Pierre Hadot. Propos recueillis par Thierry Grillet. Nouvel Observateur du 10.07.2008.
« L’Europe a un lieu de naissance. (…) C’est la nation de la Grèce antique des VIIème et
VIème siècles avant Jésus-Christ. En elle naît une nouvelle sorte d’attitude des individus
à l’égard du monde environnant. Et en conséquence, s’effectue la percée en direction
d’une toute nouvelle sorte de configurations spirituelles qui rapidement s’accroissent
jusqu’à former une figure culturelle systématiquement cohérente ; les Grecs l’ont
nommée philosophie. En son sens originaire, correctement traduit, ce terme ne signifie
rien d’autre que science universelle, science de l’univers, de l’unicité de tout ce qui est.
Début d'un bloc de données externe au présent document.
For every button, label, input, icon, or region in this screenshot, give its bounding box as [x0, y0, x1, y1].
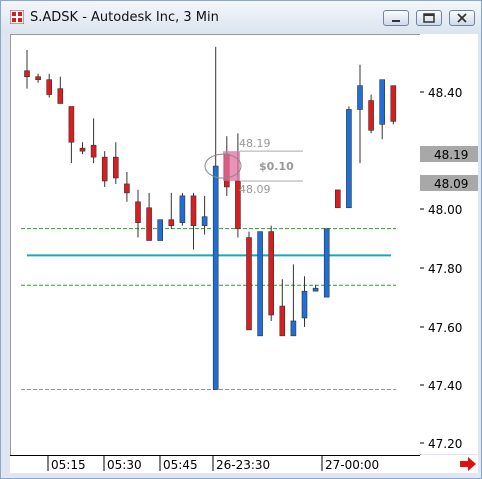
time-axis-svg: 05:15 05:30 05:45 26-23:30 27-00:00 — [10, 455, 420, 472]
time-label: 27-00:00 — [325, 458, 379, 472]
annotation-spread-label: $0.10 — [259, 160, 294, 173]
candle[interactable] — [246, 231, 252, 331]
candlestick-chart[interactable]: 48.19 48.09 $0.10 — [11, 35, 420, 455]
chart-plot-area[interactable]: 48.19 48.09 $0.10 — [10, 34, 421, 456]
price-measure-annotation[interactable]: 48.19 48.09 $0.10 — [204, 137, 303, 196]
price-tick-label: 47.40 — [428, 379, 462, 393]
candle[interactable] — [334, 189, 341, 209]
candle[interactable] — [157, 219, 163, 241]
candle[interactable] — [35, 73, 41, 83]
candle[interactable] — [146, 192, 152, 241]
price-flag-upper-label: 48.19 — [434, 148, 468, 162]
time-tick: 05:30 — [103, 455, 142, 472]
chart-window: S.ADSK - Autodesk Inc, 3 Min 48.19 48.09 $… — [0, 0, 482, 479]
maximize-button[interactable] — [416, 10, 442, 26]
maximize-icon — [423, 13, 435, 23]
price-tick: 47.80 — [420, 262, 462, 276]
candle[interactable] — [390, 85, 397, 125]
price-tick: 47.60 — [420, 321, 462, 335]
close-icon — [457, 13, 467, 23]
candle[interactable] — [113, 142, 119, 184]
candle[interactable] — [346, 106, 352, 209]
candle[interactable] — [290, 264, 297, 337]
window-title: S.ADSK - Autodesk Inc, 3 Min — [30, 10, 219, 25]
price-axis-svg: 48.40 48.00 47.80 47.60 47.40 47.20 48.1… — [420, 86, 478, 451]
candle[interactable] — [179, 192, 186, 226]
candle[interactable] — [101, 151, 108, 187]
candle[interactable] — [312, 285, 319, 292]
candle[interactable] — [368, 94, 374, 134]
candle[interactable] — [168, 192, 175, 229]
price-axis: 48.40 48.00 47.80 47.60 47.40 47.20 48.1… — [420, 34, 478, 454]
price-tick-label: 48.40 — [428, 86, 462, 100]
candle[interactable] — [301, 276, 308, 327]
candle[interactable] — [68, 106, 75, 164]
annotation-upper-label: 48.19 — [239, 137, 271, 150]
time-tick: 26-23:30 — [212, 455, 270, 472]
candle[interactable] — [257, 231, 263, 337]
candle[interactable] — [24, 49, 30, 89]
time-tick: 27-00:00 — [321, 455, 379, 472]
annotation-lower-label: 48.09 — [239, 183, 271, 196]
arrow-right-icon — [460, 457, 476, 471]
price-tick-label: 48.00 — [428, 203, 462, 217]
time-axis: 05:15 05:30 05:45 26-23:30 27-00:00 — [10, 455, 420, 473]
time-label: 05:45 — [163, 458, 198, 472]
time-tick: 05:45 — [159, 455, 198, 472]
candle[interactable] — [279, 279, 286, 337]
time-label: 26-23:30 — [216, 458, 270, 472]
candle[interactable] — [323, 228, 330, 298]
close-button[interactable] — [449, 10, 475, 26]
chart-app-icon — [10, 10, 24, 24]
candle[interactable] — [124, 172, 130, 202]
candle[interactable] — [90, 118, 97, 164]
candle[interactable] — [135, 189, 141, 238]
candle[interactable] — [212, 46, 219, 390]
time-label: 05:30 — [107, 458, 142, 472]
price-tick: 47.20 — [420, 437, 462, 451]
candle[interactable] — [57, 76, 64, 104]
title-bar[interactable]: S.ADSK - Autodesk Inc, 3 Min — [1, 1, 481, 33]
price-tick: 47.40 — [420, 379, 462, 393]
scroll-right-button[interactable] — [420, 455, 478, 473]
candle[interactable] — [379, 79, 386, 140]
price-tick: 48.40 — [420, 86, 462, 100]
price-tick-label: 47.60 — [428, 321, 462, 335]
price-tick-label: 47.20 — [428, 437, 462, 451]
price-flag-lower-label: 48.09 — [434, 177, 468, 191]
minimize-button[interactable] — [383, 10, 409, 26]
time-label: 05:15 — [51, 458, 86, 472]
price-tick: 48.00 — [420, 203, 462, 217]
candle[interactable] — [79, 142, 86, 155]
candle[interactable] — [46, 73, 53, 98]
price-tick-label: 47.80 — [428, 262, 462, 276]
candle[interactable] — [357, 64, 363, 164]
minimize-icon — [392, 20, 400, 22]
candle[interactable] — [268, 225, 275, 321]
time-tick: 05:15 — [47, 455, 86, 472]
candle[interactable] — [190, 192, 197, 250]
(…) Je voudrais ici prévenir l’objection évidente selon laquelle la philosophie, la science
des Grecs, n’aurait pourtant rien d’absolument remarquable et ne les aurait en rien
attendus pour venir au monde. Pourtant, ils parlent eux-mêmes des sages Égyptiens, des
Babyloniens, etc. et, en vérité, ils apprirent aussi beaucoup de ces derniers. Nous
possédons aujourd’hui un flot de travaux sur les philosophies indienne et chinoise etc.,
lesquelles ne sont en rien analogues à la philosophie grecque. Néanmoins, on peut ne
pas vouloir effacer les différences principielles et omettre le plus essentiel. Le mode de
position du but est fondamentalement différent et, par là même, le sens des résultats
l’est aussi de part et d’autre. Seule la philosophie grecque, selon un développement
propre, conduit à la science des théories infinies, dont l’exemple et le modèle dominants
depuis des millénaires a été la géométrie grecque. La mathématique, l’idée de l’infini,
celle des tâches infinies, est une tour de Babel qui, malgré son caractère indéfini, reste
pourtant une tâche pleine de sens in infinitum. Le corrélat d’une telle infinité est
l’homme nouveau, les buts nouveaux de l’homme. »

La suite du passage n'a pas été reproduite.